As local authorities have been paying more for less as the social services crumble, so the profits of the banks have escalated and the flow of government money into private industry has increased.

How do we fight?

It is in the interests of all workers to fight against all cuts in welfare spending, against all deterioration in services. We demand education, health and housing as a right not a luxury.

But it is not enough to call for ‘a fight’ and for ‘no cuts’. We will be left next year calling for ‘another fight’ and ‘no more cuts’.

Those working in the public sector must decide on sanctions to be operated to prevent any deterioration in standards. Refusal to teach classes over present sizes, NUPE sanctions against private patients are all important and vital.

But the battle must not be left scattered in isolated workplaces where the weak can be picked off. We must build links and real support between public sector workers. We will need trade union public sector committees to support particular groups of workers and to publicise the effects and importance of the cuts for all workers.

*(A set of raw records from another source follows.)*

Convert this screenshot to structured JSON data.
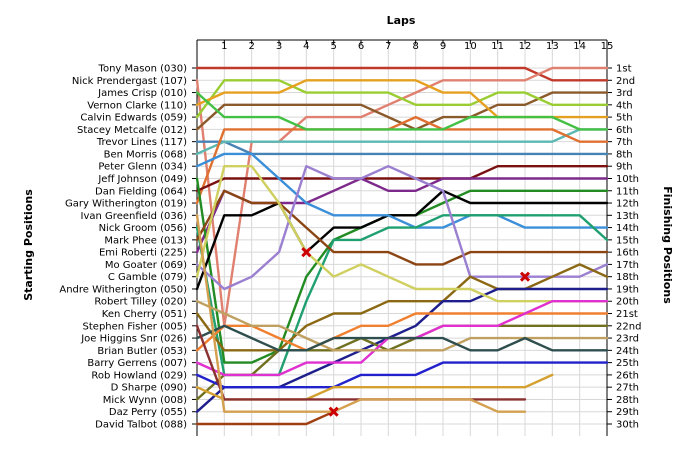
{
  "chart_data": {
    "type": "line",
    "title": "Laps",
    "ylabel_left": "Starting Positions",
    "ylabel_right": "Finishing Positions",
    "x": [
      0,
      1,
      2,
      3,
      4,
      5,
      6,
      7,
      8,
      9,
      10,
      11,
      12,
      13,
      14,
      15
    ],
    "x_tick_labels": [
      "1",
      "2",
      "3",
      "4",
      "5",
      "6",
      "7",
      "8",
      "9",
      "10",
      "11",
      "12",
      "13",
      "14",
      "15"
    ],
    "ylim": [
      1,
      30
    ],
    "y_reversed": true,
    "grid": true,
    "starting_labels": [
      "Tony Mason (030)",
      "Nick Prendergast (107)",
      "James Crisp (010)",
      "Vernon Clarke (110)",
      "Calvin Edwards (059)",
      "Stacey Metcalfe (012)",
      "Trevor Lines (117)",
      "Ben Morris (068)",
      "Peter Glenn (034)",
      "Jeff Johnson (049)",
      "Dan Fielding (064)",
      "Gary Witherington (019)",
      "Ivan Greenfield (036)",
      "Nick Groom (056)",
      "Mark Phee (013)",
      "Emi Roberti (225)",
      "Mo Goater (069)",
      "C Gamble (079)",
      "Andre Witherington (050)",
      "Robert Tilley (020)",
      "Ken Cherry (051)",
      "Stephen Fisher (005)",
      "Joe Higgins Snr (026)",
      "Brian Butler (053)",
      "Barry Gerrens (007)",
      "Rob Howland (029)",
      "D Sharpe (090)",
      "Mick Wynn (008)",
      "Daz Perry (055)",
      "David Talbot (088)"
    ],
    "finishing_labels": [
      "1st",
      "2nd",
      "3rd",
      "4th",
      "5th",
      "6th",
      "7th",
      "8th",
      "9th",
      "10th",
      "11th",
      "12th",
      "13th",
      "14th",
      "15th",
      "16th",
      "17th",
      "18th",
      "19th",
      "20th",
      "21st",
      "22nd",
      "23rd",
      "24th",
      "25th",
      "26th",
      "27th",
      "28th",
      "29th",
      "30th"
    ],
    "series": [
      {
        "color": "#c0392b",
        "values": [
          1,
          1,
          1,
          1,
          1,
          1,
          1,
          1,
          1,
          1,
          1,
          1,
          1,
          2,
          2,
          2
        ]
      },
      {
        "color": "#e08070",
        "values": [
          2,
          22,
          7,
          7,
          5,
          5,
          5,
          4,
          3,
          2,
          2,
          2,
          2,
          1,
          1,
          1
        ]
      },
      {
        "color": "#8b5a2b",
        "values": [
          6,
          4,
          4,
          4,
          4,
          4,
          4,
          5,
          6,
          5,
          5,
          4,
          4,
          3,
          3,
          3
        ]
      },
      {
        "color": "#9acd32",
        "values": [
          5,
          2,
          2,
          2,
          3,
          3,
          3,
          3,
          4,
          4,
          4,
          3,
          3,
          4,
          4,
          4
        ]
      },
      {
        "color": "#e6a020",
        "values": [
          4,
          3,
          3,
          3,
          2,
          2,
          2,
          2,
          2,
          3,
          3,
          5,
          5,
          5,
          5,
          5
        ]
      },
      {
        "color": "#4682b4",
        "values": [
          7,
          7,
          8,
          8,
          8,
          8,
          8,
          8,
          8,
          8,
          8,
          8,
          8,
          8,
          8,
          8
        ]
      },
      {
        "color": "#5cb8b2",
        "values": [
          8,
          7,
          7,
          7,
          7,
          7,
          7,
          7,
          7,
          7,
          7,
          7,
          7,
          7,
          6,
          6
        ]
      },
      {
        "color": "#e07030",
        "values": [
          12,
          6,
          6,
          6,
          6,
          6,
          6,
          6,
          5,
          6,
          6,
          6,
          6,
          6,
          7,
          7
        ]
      },
      {
        "color": "#44c044",
        "values": [
          3,
          5,
          5,
          5,
          6,
          6,
          6,
          6,
          6,
          6,
          5,
          5,
          5,
          5,
          6,
          6
        ]
      },
      {
        "color": "#7a1010",
        "values": [
          11,
          10,
          10,
          10,
          10,
          10,
          10,
          10,
          10,
          10,
          10,
          9,
          9,
          9,
          9,
          9
        ]
      },
      {
        "color": "#7d2a8c",
        "values": [
          16,
          11,
          12,
          12,
          12,
          11,
          10,
          11,
          11,
          10,
          10,
          10,
          10,
          10,
          10,
          10
        ]
      },
      {
        "color": "#228b22",
        "values": [
          10,
          25,
          25,
          24,
          18,
          15,
          14,
          13,
          13,
          12,
          11,
          11,
          11,
          11,
          11,
          11
        ]
      },
      {
        "color": "#000000",
        "values": [
          19,
          13,
          13,
          12,
          16,
          14,
          14,
          13,
          13,
          11,
          12,
          12,
          12,
          12,
          12,
          12
        ]
      },
      {
        "color": "#3a8fd8",
        "values": [
          9,
          8,
          8,
          10,
          12,
          13,
          13,
          13,
          14,
          14,
          13,
          13,
          14,
          14,
          14,
          14
        ]
      },
      {
        "color": "#20a070",
        "values": [
          14,
          26,
          26,
          26,
          20,
          15,
          15,
          14,
          14,
          13,
          13,
          13,
          13,
          13,
          13,
          15
        ]
      },
      {
        "color": "#8b4513",
        "values": [
          15,
          11,
          12,
          12,
          14,
          16,
          16,
          16,
          17,
          17,
          16,
          16,
          16,
          16,
          16,
          16
        ]
      },
      {
        "color": "#9b7fd0",
        "values": [
          17,
          19,
          18,
          16,
          9,
          10,
          10,
          9,
          10,
          11,
          18,
          18,
          18,
          18,
          18,
          17
        ]
      },
      {
        "color": "#8b6914",
        "values": [
          21,
          24,
          24,
          24,
          22,
          21,
          21,
          20,
          20,
          20,
          18,
          19,
          19,
          18,
          17,
          18
        ]
      },
      {
        "color": "#1e1e8c",
        "values": [
          29,
          27,
          27,
          27,
          26,
          25,
          24,
          23,
          22,
          20,
          20,
          19,
          19,
          19,
          19,
          19
        ]
      },
      {
        "color": "#d0d060",
        "values": [
          18,
          9,
          9,
          12,
          16,
          18,
          17,
          18,
          19,
          19,
          19,
          20,
          20,
          20,
          20,
          20
        ]
      },
      {
        "color": "#f08030",
        "values": [
          24,
          22,
          22,
          23,
          24,
          23,
          22,
          22,
          21,
          21,
          21,
          21,
          21,
          21,
          21,
          21
        ]
      },
      {
        "color": "#707020",
        "values": [
          28,
          26,
          26,
          24,
          24,
          24,
          23,
          24,
          23,
          22,
          22,
          22,
          22,
          22,
          22,
          22
        ]
      },
      {
        "color": "#e030d0",
        "values": [
          25,
          26,
          26,
          26,
          25,
          25,
          25,
          23,
          23,
          22,
          22,
          22,
          21,
          20,
          20,
          20
        ]
      },
      {
        "color": "#c0a060",
        "values": [
          20,
          21,
          22,
          22,
          23,
          24,
          24,
          24,
          24,
          24,
          23,
          23,
          23,
          23,
          23,
          23
        ]
      },
      {
        "color": "#2f4f4f",
        "values": [
          23,
          22,
          23,
          24,
          24,
          23,
          23,
          23,
          23,
          23,
          24,
          24,
          23,
          24,
          24,
          24
        ]
      },
      {
        "color": "#2222cc",
        "values": [
          26,
          27,
          27,
          27,
          27,
          27,
          26,
          26,
          26,
          25,
          25,
          25,
          25,
          25,
          25,
          25
        ]
      },
      {
        "color": "#d4a030",
        "values": [
          27,
          28,
          28,
          28,
          28,
          27,
          27,
          27,
          27,
          27,
          27,
          27,
          27,
          26,
          null,
          null
        ]
      },
      {
        "color": "#8b3030",
        "values": [
          22,
          28,
          28,
          28,
          28,
          28,
          28,
          28,
          28,
          28,
          28,
          28,
          28,
          null,
          null,
          null
        ]
      },
      {
        "color": "#a04010",
        "values": [
          30,
          30,
          30,
          30,
          30,
          29,
          null,
          null,
          null,
          null,
          null,
          null,
          null,
          null,
          null,
          null
        ]
      },
      {
        "color": "#d4a050",
        "values": [
          13,
          29,
          29,
          29,
          29,
          29,
          28,
          28,
          28,
          28,
          28,
          29,
          29,
          null,
          null,
          null
        ]
      }
    ],
    "retirements": [
      {
        "lap": 4,
        "position": 16
      },
      {
        "lap": 5,
        "position": 29
      },
      {
        "lap": 12,
        "position": 18
      }
    ]
  }
}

The fight against cuts, however, raises more than this. It raises the question of ‘But where will the money come from?’, of ‘What should the government do?’ of ‘Is there any alternative?’. Socialists must be able to answer these questions if they are to galvanise real support. We must realise that the fight against the cuts is a fight against the priorities of the entire capitalist system.

That is why we must argue for:

  1. The nationalisation of the banks and finance houses under trade union control. The immediate cancellation of all debts. Only in this way can social services and local authorities be released from the grip of the banks and money lenders.
  2. For campaigns to force Labour Councils to refuse to implement the cuts and to refuse to repay interest on loans.
  3. For a sliding scale of social expenditure to compensate for the effects of inflation on budgets affecting working class living standards.

We must put these arguments clearly and concretely. We are not merely defending lousy social services against a Labour government.

Read this pamphlet for some of the ammunition we’ll need in the fight.